Hari Guru Nasional yang diperingati setiap tanggal 25 November mengajak kita untuk mengenang dan menghargai jasa pahlawan tanpa tanda jasa.
Pengorbanan dan pengabdian guru tidak pernah ternilai harganya bagi perjalanan hidup setiap orang.
Di samping itu, Hari Guru Nasional juga mengajak kita kembali memikirkan persoalan pendidikan secara lebih luas.
Buku berjudul Belajar Mendidik ini mengajak kita melihat kembali makna dan hakikat pendidikan, makna belajar, dan mendidik, untuk memandang pelbagai problem pendidikan secara lebih komprehensif dan berimbang.
Pengarang melihat ada sebuah makna yang perlu kembali diluruskan terkait dengan “pendidikan”. Banyak yang menganggap “pendidikan” adalah sebuah hal yang serba formal, yang mana terjadi kegiatan belajar mengajar di sekolah.

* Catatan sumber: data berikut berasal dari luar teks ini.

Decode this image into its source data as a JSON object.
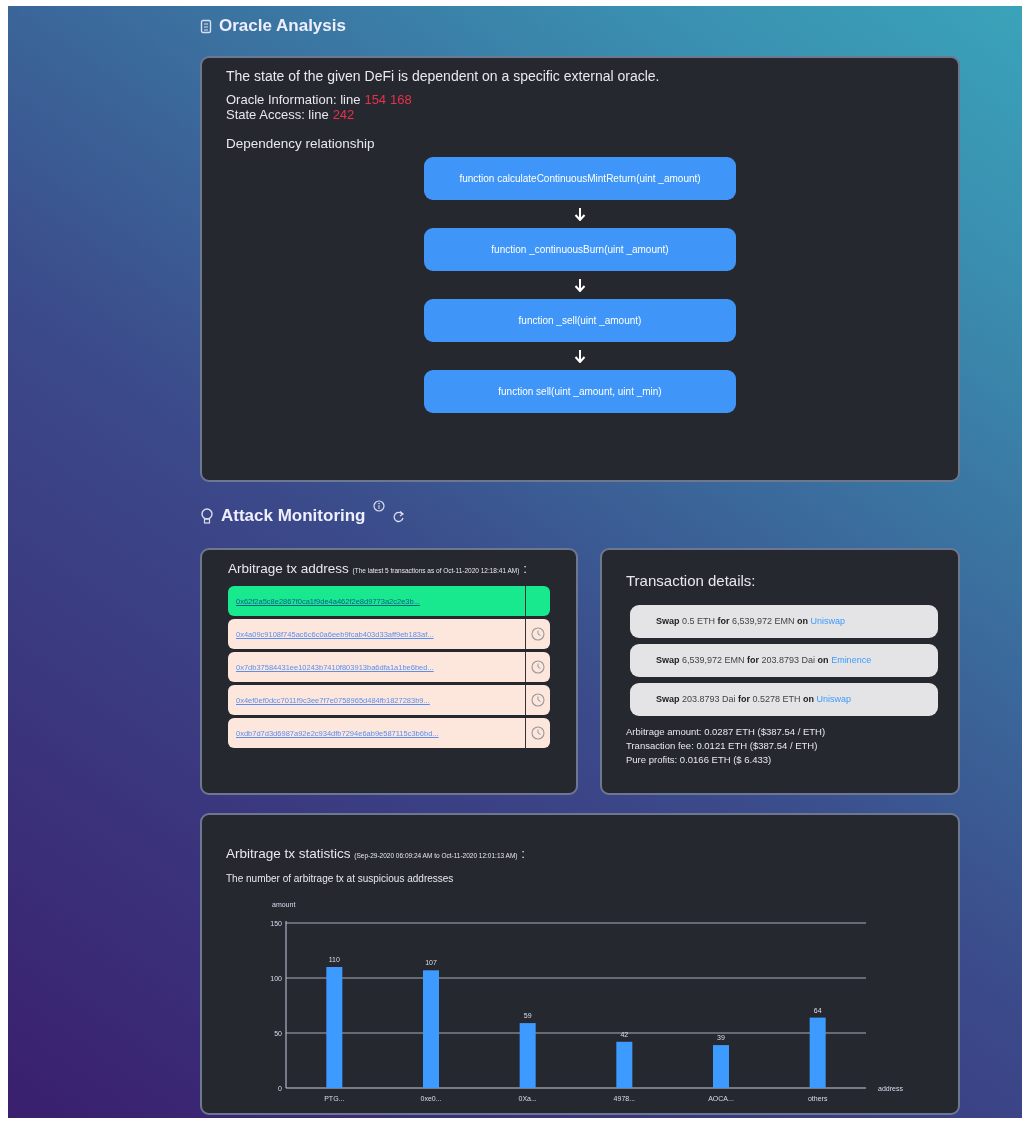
{
  "oracle": {
    "title": "Oracle Analysis",
    "summary": "The state of the given DeFi is dependent on a specific external oracle.",
    "info_label": "Oracle Information: line",
    "info_lines": [
      "154",
      "168"
    ],
    "access_label": "State Access: line",
    "access_lines": [
      "242"
    ],
    "dependency_title": "Dependency relationship",
    "functions": [
      "function calculateContinuousMintReturn(uint _amount)",
      "function _continuousBurn(uint _amount)",
      "function _sell(uint _amount)",
      "function sell(uint _amount, uint _min)"
    ]
  },
  "monitoring": {
    "title": "Attack Monitoring",
    "address_card": {
      "title": "Arbitrage tx address",
      "note": "(The latest 5 transactions as of Oct-11-2020 12:18:41 AM)",
      "colon": ":",
      "rows": [
        {
          "address": "0x62f2a5c8e2867f0ca1f9de4a462f2e8d9773a2c2e3b...",
          "selected": true
        },
        {
          "address": "0x4a09c9108f745ac6c6c0a6eeb9fcab403d33aff9eb183af...",
          "selected": false
        },
        {
          "address": "0x7db37584431ee10243b7410f803913ba6dfa1a1be6bed...",
          "selected": false
        },
        {
          "address": "0x4ef0ef0dcc7011f9c3ee7f7e0758965d484fb1827283b9...",
          "selected": false
        },
        {
          "address": "0xdb7d7d3d6987a92e2c934dfb7294e6ab9e587115c3b6bd...",
          "selected": false
        }
      ]
    },
    "details_card": {
      "title": "Transaction details:",
      "swaps": [
        {
          "verb": "Swap",
          "amount_in": "0.5 ETH",
          "for": "for",
          "amount_out": "6,539,972 EMN",
          "on": "on",
          "venue": "Uniswap"
        },
        {
          "verb": "Swap",
          "amount_in": "6,539,972 EMN",
          "for": "for",
          "amount_out": "203.8793 Dai",
          "on": "on",
          "venue": "Eminence"
        },
        {
          "verb": "Swap",
          "amount_in": "203.8793 Dai",
          "for": "for",
          "amount_out": "0.5278 ETH",
          "on": "on",
          "venue": "Uniswap"
        }
      ],
      "summary": [
        "Arbitrage amount: 0.0287 ETH ($387.54 / ETH)",
        "Transaction fee: 0.0121 ETH ($387.54 / ETH)",
        "Pure profits: 0.0166 ETH ($ 6.433)"
      ]
    },
    "stats_card": {
      "title": "Arbitrage tx statistics",
      "note": "(Sep-29-2020 06:09:24 AM to Oct-11-2020 12:01:13 AM)",
      "colon": ":",
      "subtitle": "The number of arbitrage tx at suspicious addresses",
      "chart_data": {
        "type": "bar",
        "xlabel": "address",
        "ylabel": "amount",
        "categories": [
          "PTG...",
          "0xe0...",
          "0Xa...",
          "4978...",
          "AOCA...",
          "others"
        ],
        "values": [
          110,
          107,
          59,
          42,
          39,
          64
        ],
        "ylim": [
          0,
          150
        ],
        "yticks": [
          0,
          50,
          100,
          150
        ],
        "data_labels": true
      }
    }
  }
}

Sehingga imajinasi masyarakat tentang pendidikan hanya seputar sekolah, guru, dan ruang kelas. Pengarang merasa pendidikan mengalami penyempitan makna.
Padahal, pada dasarnya pendidikan adalah sebuah proses perjalanan yang bisa berlangsung di mana saja. Bahkan, keluarga yang menjadi pendidik pertama dan yang paling utama bagi setiap orang.Dalam hal ini pengarang merancang pembahasan sistematis untuk mengingatkan kita pada hal-hal mendasar tentang pendidikan dan “proses mendidik”.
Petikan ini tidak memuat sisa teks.